3.   his invention: In 17th century Provence it was generally believed that a man whose life had been destroyed by ill fortune had been cursed or ‘masked’ (Provençal = enmasqué) by a witch (Provençal = uno masco). It is not impossible, therefore, that members of the prison staff who came from Provence described the prisoner as masked (in the sense of being cursed) long before he was masked (in the sense of having his face hidden), and that it was from hearing him so decsribed that Saint-Mars got his idea of using an actual mask.

4.   the prisoners who were then at Pignerol: There were four state prisoners at Pignerol in March 1694, but of them only Matthioli and his valet remained of the original four left there by Saint-Mars when he moved to Exiles in 1681. Dubreuil was liberated soon after the Treaty of Regensburg in August 1684, and the Dominican monk died in January 1694. The two new prisoners were Breton, imprisoned there in November 1682, and Herse, moved there from the Bastille in August 1687. Little is known of Breton except that Louvois described his crime as nothing more than ‘a knavery’ and that he died still a prisoner on Sainte-Marguerite in August 1700. Herse was a tailor’s apprentice who was arrested and imprisoned at the age of fifteen for declaring that he was ready to assassinate the King if he could find someone willing to pay him for doing so. Official correspondence shows that in 1689 he tried to commit suicide and in 1692 to escape. No more is known of him except that he was still a prisoner on Sainte-Marguerite in 1701. As for Matthioli, he died in May 1694 soon after his arrival on Sainte-Marguerite. His unfortunate valet, who lived out his life under the prison-name ‘Rousseau’, died on the island in December 1699.

5.   The grammatical sequence in French, more obvious than in English, leaves no doubt that you can governs bring as much as it governs make.

6.   mask of steel: There is no reason to believe that Saint-Mars went to the trouble and expense of having a steel mask made. No doubt he simply made use of some old vizored helmet he found in the Château d’Exiles. The château had been the home of the Lesduiguières family for 87 years, from 1595 until 1682 when Saint-Mars received his command, and one may be sure that amongst the furniture which the Lesduiguières left behind were bits and pieces of display armour commonly used in the 16th and 17th centuries to furnish the halls of great houses.

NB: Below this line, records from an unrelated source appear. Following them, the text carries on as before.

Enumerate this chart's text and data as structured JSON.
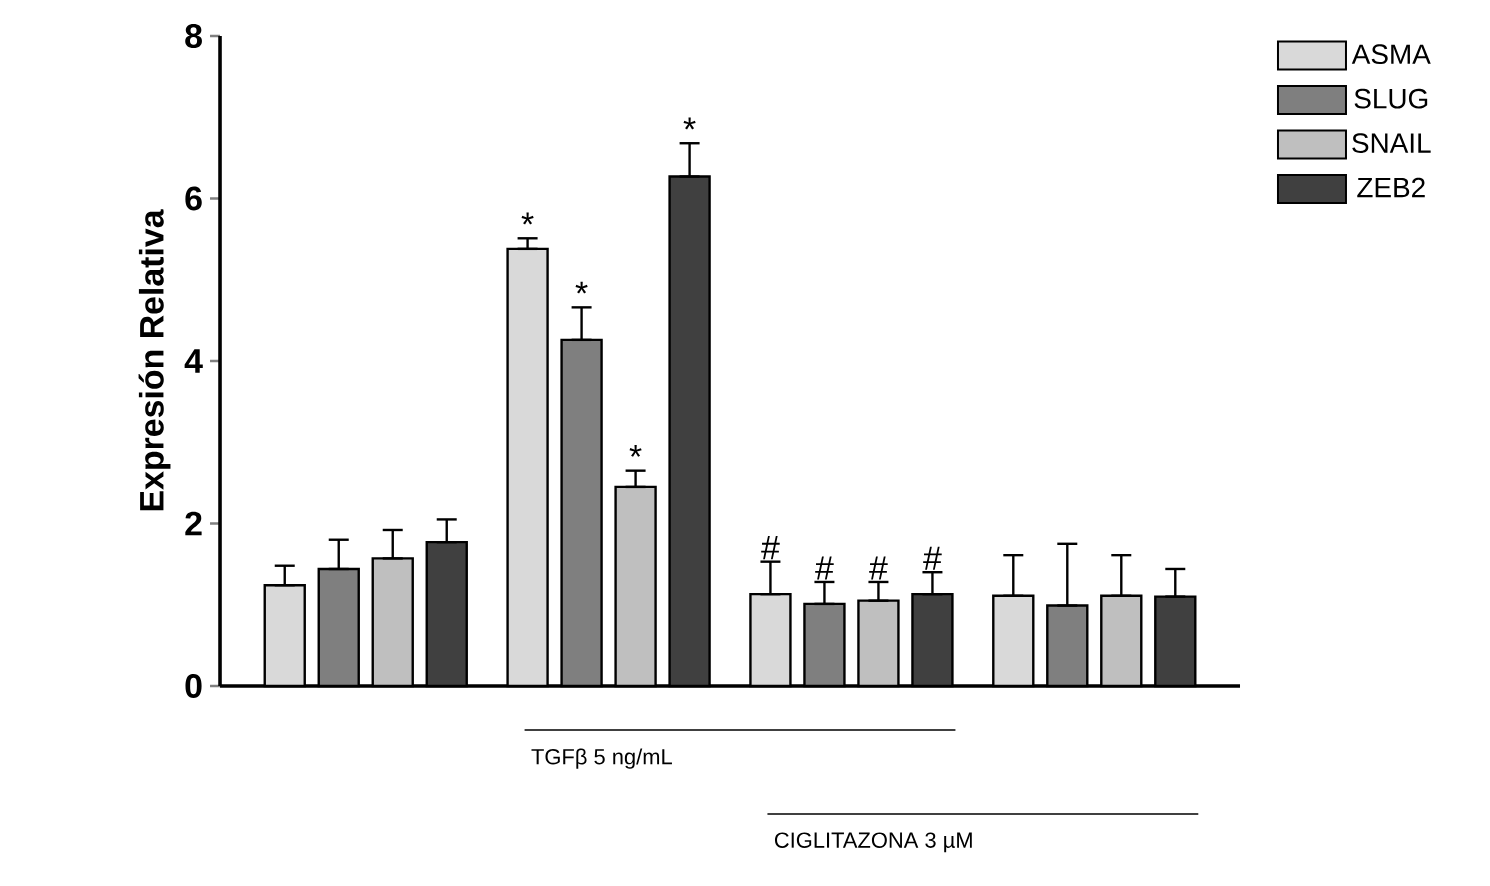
{
  "chart_data": {
    "type": "bar",
    "ylabel": "Expresión Relativa",
    "categories": [
      null,
      null,
      null,
      null
    ],
    "ylim": [
      0,
      8
    ],
    "yticks": [
      0,
      2,
      4,
      6,
      8
    ],
    "legend": "top right",
    "series": [
      {
        "name": "ASMA",
        "color": "#d9d9d9",
        "values": [
          1.24,
          5.38,
          1.13,
          1.11
        ],
        "errors": [
          [
            1.24,
            1.48
          ],
          [
            5.38,
            5.51
          ],
          [
            1.13,
            1.53
          ],
          [
            1.11,
            1.61
          ]
        ]
      },
      {
        "name": "SLUG",
        "color": "#7f7f7f",
        "values": [
          1.44,
          4.26,
          1.01,
          0.99
        ],
        "errors": [
          [
            1.44,
            1.8
          ],
          [
            4.26,
            4.66
          ],
          [
            1.01,
            1.28
          ],
          [
            0.99,
            1.75
          ]
        ]
      },
      {
        "name": "SNAIL",
        "color": "#bfbfbf",
        "values": [
          1.57,
          2.45,
          1.05,
          1.11
        ],
        "errors": [
          [
            1.57,
            1.92
          ],
          [
            2.45,
            2.65
          ],
          [
            1.05,
            1.28
          ],
          [
            1.11,
            1.61
          ]
        ]
      },
      {
        "name": "ZEB2",
        "color": "#404040",
        "values": [
          1.77,
          6.27,
          1.13,
          1.1
        ],
        "errors": [
          [
            1.77,
            2.05
          ],
          [
            6.27,
            6.68
          ],
          [
            1.13,
            1.4
          ],
          [
            1.1,
            1.44
          ]
        ]
      }
    ],
    "annotations": [
      "*",
      "*",
      "*",
      "*",
      "#",
      "#",
      "#",
      "#",
      "TGFβ 5 ng/mL",
      "CIGLITAZONA 3 µM"
    ]
  }
}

7.   Iron Mask: the first published use of the name was made in 1750 by Charles de Fieux de Mouhy in a sensational novel which though called Le Masque de fer had nothing to do with the masked prisoner guarded by Saint-Mars. The preface to Mouhy’s book is not without interest however. To give some pretence of verisimilitude to the extravagant story he was to relate, he gave examples of four more Iron Mask stories, all fictions presented as fact:

The Turks tell the story that one of their emperors, wishing to be sure upon his throne, had his eldest son locked up in the Seven Towers, and fearing that the gentleness and majesty manifest in the features of that prince might seduce his guards and fill them with compassion, he covered his face with an iron mask made in such a way that it was impossible even for the most skilled craftsman to break or open it. There is also a tradition that in the time of Cromwell, a Scots prince was sent to the islands of the archipelago, and in order that he would not be recognized the method just described was employed. In the time of Dom Pedre, the cruel King of Spain, a father used the same device on one of his sons who had dishonoured him by a shameful act. At Stockholm they say that a prince named Jean Theull, who was jealous of his wife, made use of this method to achieve his ends: the day after his marriage, he put a sleeping-powder into his wife’s drink, and while she was asleep he enclosed her face in an iron mask made almost like a helmet: when his unfortunate princess awoke he made her believe that the misfortune which had happened to her was a punishment from Heaven for having gloried too much in her own beauty and inspired love in men other than himself.